13.6. Voir aussi, entre autres, les vues du Comité sur les communications
Nos 270/1988 et 271/1988 (Randolph Barret et Clyde Sutcliffe c.
Jamaïque), adoptées le 30 mars 1992, et No 470/1991 (Kindler
c. Canada), adoptée le 30 juillet 1993. Le Comité note que l'auteur
n'a pas indiqué quels étaient les traitements particuliers auxquels il
avait été soumis et qui pouvaient soulever un problème relevant des articles
7 et 10 du Pacte. Cette partie de la communication est donc irrecevable
en vertu de l'article 2 du Protocole facultatif.
6.3 Le Comité considère en outre que le conseil n'a pas étayé, aux fins
de la recevabilité, ses allégations selon lesquelles l'avocate qui avait
défendu l'auteur l'avait mal représenté et le verdict du jury n'avait
pas été unanime, autant de circonstances qui constituaient une violation
du paragraphe 1 de l'article 14 du Pacte. Cette partie de la communication
est donc irrecevable en vertu de l'article 2 du Protocole facultatif.
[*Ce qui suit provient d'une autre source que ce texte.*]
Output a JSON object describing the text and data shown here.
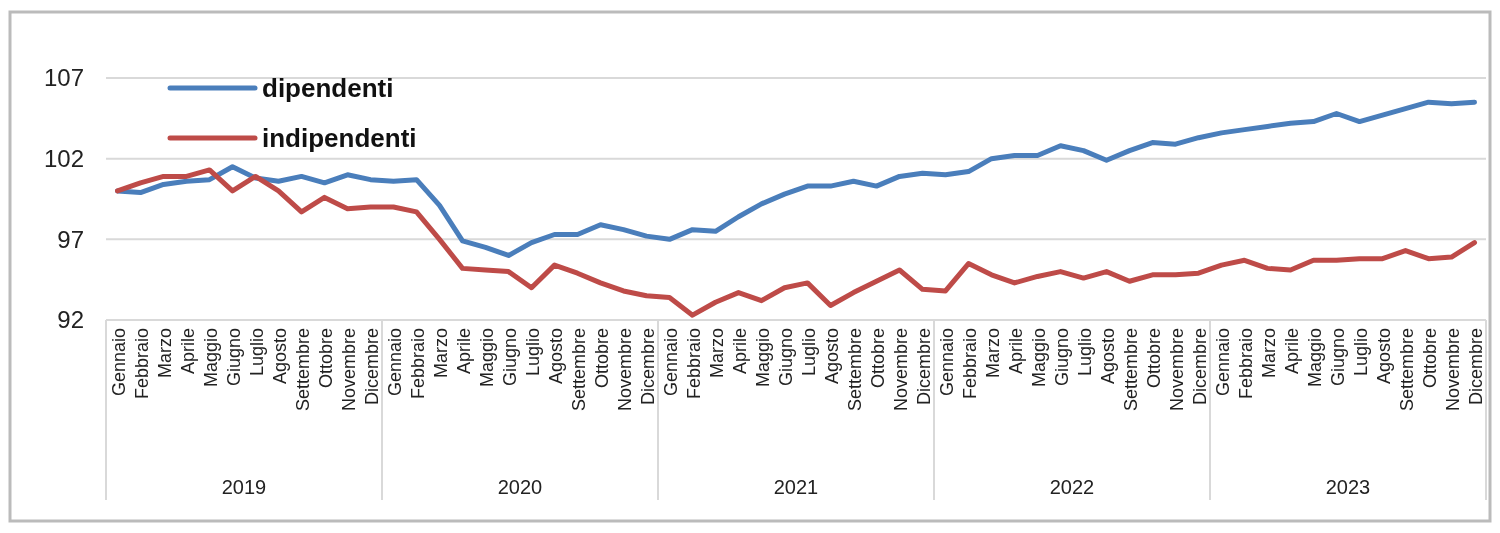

7. Le Comité des droits de l'homme décide :
a) Que la communication est irrecevable;
b) Que la présente décision sera communiquée à l'État partie et au conseil
de l'auteur.
[Texte adopté en anglais, espagnol et français, le texte anglais étant
la version originale. Ce texte sera également publié par la suite en arabe,
chinois et russe dans le cadre du rapport annuel que le Comité présentera
à l'Assemblée générale.]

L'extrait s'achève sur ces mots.